I hopped my way into the borrowed Adidas. They fit okay—a little tight, but okay. And they felt light and agile compared to my gray Vans.

Even though the shirt was stretched across my chest, and the shorts kept riding up my butt, I felt very Iranian when I emerged from the stall in my borrowed kit and cleats.

But then I saw Sohrab in his red shirt and shorts, and his white cleats. He looked fit and ready for a real game.

It made me feel very inadequate.

I was only a Fractional Persian, after all.

“Ready?”

“Um.”

I wasn’t so sure I wanted to play anymore.

But Sohrab squinted at me, and the knot of nerves in my chest melted a little bit.

Some friends just have that effect on you.

“Ready.”

Two boys waited on the field for us. Sohrab hollered at them in Farsi and then waved his hand for me to jog after him.

“This is Darioush. Agha Bahrami’s grandson. From America.”

I said, “Salaam.”

“Salaam,” Iranian Boy Number One said. He talked out of the side of his mouth, which made it seem like he was half smiling. He was almost my height, but he was rail thin, and he had his hair spiked up in front, almost like a Soulless Minion of Orthodoxy.

I held out my hand, and he shook it, though it was loose and fleeting and felt kind of weird.

“Nice to meet you. Um.”

“Ali-Reza,” he said.

Ali and Reza are both popular Iranian names—maybe even more popular than Sohrab—though both are technically Arabic in origin.

I held out my hand to the other boy, who had lost the genetic lottery and ended up with the dreaded Persian Unibrow. I thought he would be hairy everywhere else too, but his hairwas cut shorter than Sohrab’s, and he had pale, hairless arms.
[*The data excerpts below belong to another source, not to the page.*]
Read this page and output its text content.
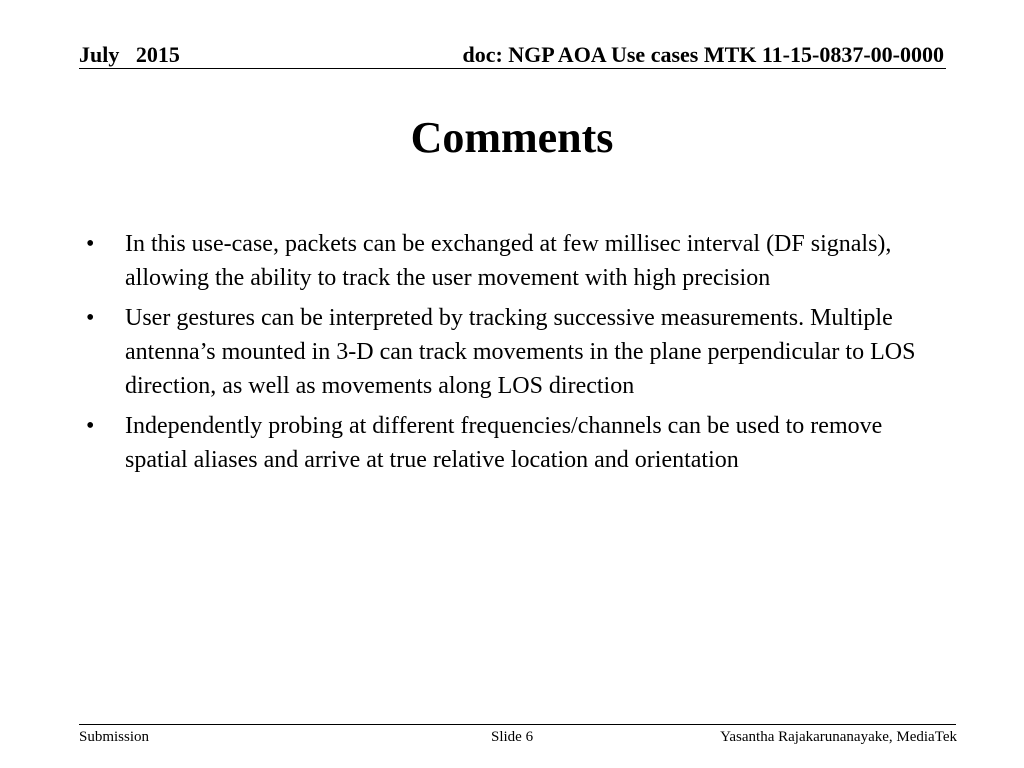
July   2015	doc: NGP AOA Use cases MTK 11-15-0837-00-0000
Comments
• In this use-case, packets can be exchanged at few millisec interval (DF signals), allowing the ability to track the user movement with high precision
• User gestures can be interpreted by tracking successive measurements. Multiple antenna’s mounted in 3-D can track movements in the plane perpendicular to LOS direction, as well as movements along LOS direction
• Independently probing at different frequencies/channels can be used to remove spatial aliases and arrive at true relative location and orientation
Submission	Slide 6	Yasantha Rajakarunanayake, MediaTek
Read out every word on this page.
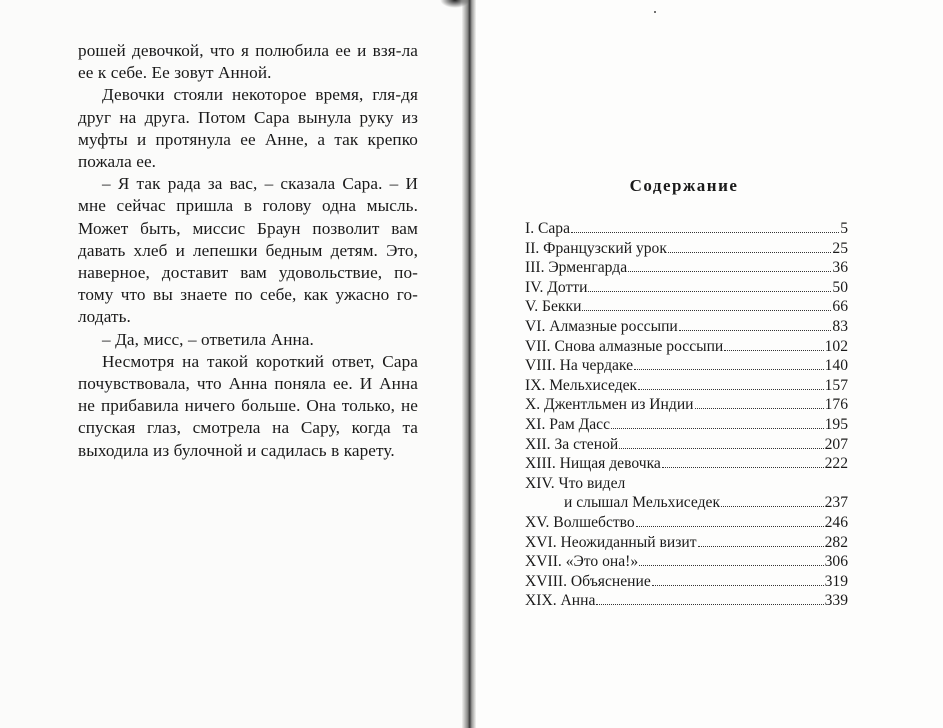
рошей девочкой, что я полюбила ее и взя-ла ее к себе. Ее зовут Анной.

Девочки стояли некоторое время, гля-дя друг на друга. Потом Сара вынула руку из муфты и протянула ее Анне, а так крепко пожала ее.

– Я так рада за вас, – сказала Сара. – И мне сейчас пришла в голову одна мысль. Может быть, миссис Браун позволит вам давать хлеб и лепешки бедным детям. Это, наверное, доставит вам удовольствие, по-тому что вы знаете по себе, как ужасно го-лодать.

– Да, мисс, – ответила Анна.

Несмотря на такой короткий ответ, Сара почувствовала, что Анна поняла ее. И Анна не прибавила ничего больше. Она только, не спуская глаз, смотрела на Сару, когда та выходила из булочной и садилась в карету.

Содержание
I. Сара	5
II. Французский урок	25
III. Эрменгарда	36
IV. Дотти	50
V. Бекки	66
VI. Алмазные россыпи	83
VII. Снова алмазные россыпи	102
VIII. На чердаке	140
IX. Мельхиседек	157
X. Джентльмен из Индии	176
XI. Рам Дасс	195
XII. За стеной	207
XIII. Нищая девочка	222
XIV. Что видел
и слышал Мельхиседек	237
XV. Волшебство	246
XVI. Неожиданный визит	282
XVII. «Это она!»	306
XVIII. Объяснение	319
XIX. Анна	339
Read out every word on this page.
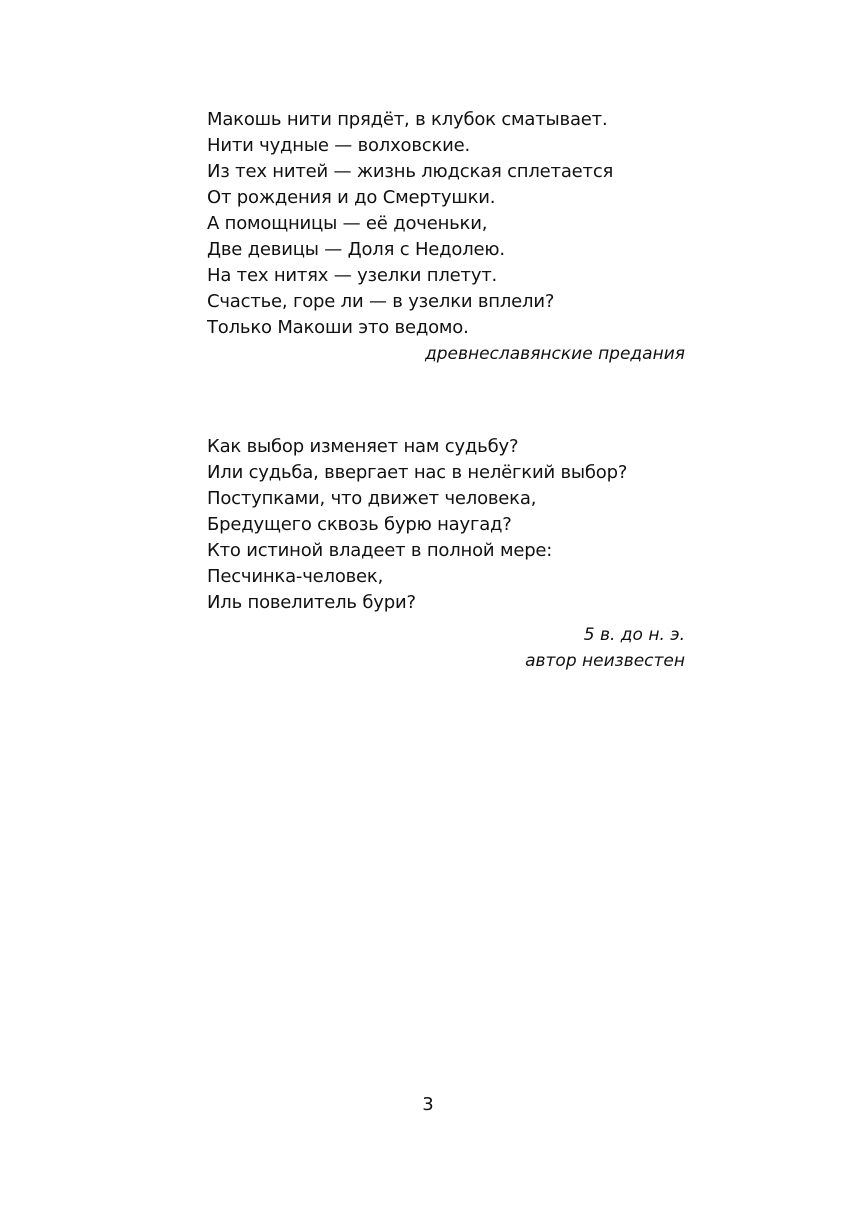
Макошь нити прядёт, в клубок сматывает.
Нити чудные — волховские.
Из тех нитей — жизнь людская сплетается
От рождения и до Смертушки.
А помощницы — её доченьки,
Две девицы — Доля с Недолею.
На тех нитях — узелки плетут.
Счастье, горе ли — в узелки вплели?
Только Макоши это ведомо.
древнеславянские предания
Как выбор изменяет нам судьбу?
Или судьба, ввергает нас в нелёгкий выбор?
Поступками, что движет человека,
Бредущего сквозь бурю наугад?
Кто истиной владеет в полной мере:
Песчинка-человек,
Иль повелитель бури?
5 в. до н. э.
автор неизвестен
3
“Hossein,” he said. His voice was thick and dark like coffee. He was shorter than me too—shorter even than Sohrab—but with his unibrow and the ghost mustache haunting his upper lip, he looked older: ready to get a job interrogating temporally-displaced Fractional Persians as they arrived at Customs in Imam Khomeini International Airport.

Hossein didn’t smile at all as he glanced from me to Sohrab.

“Thanks for letting me play with you,” I said.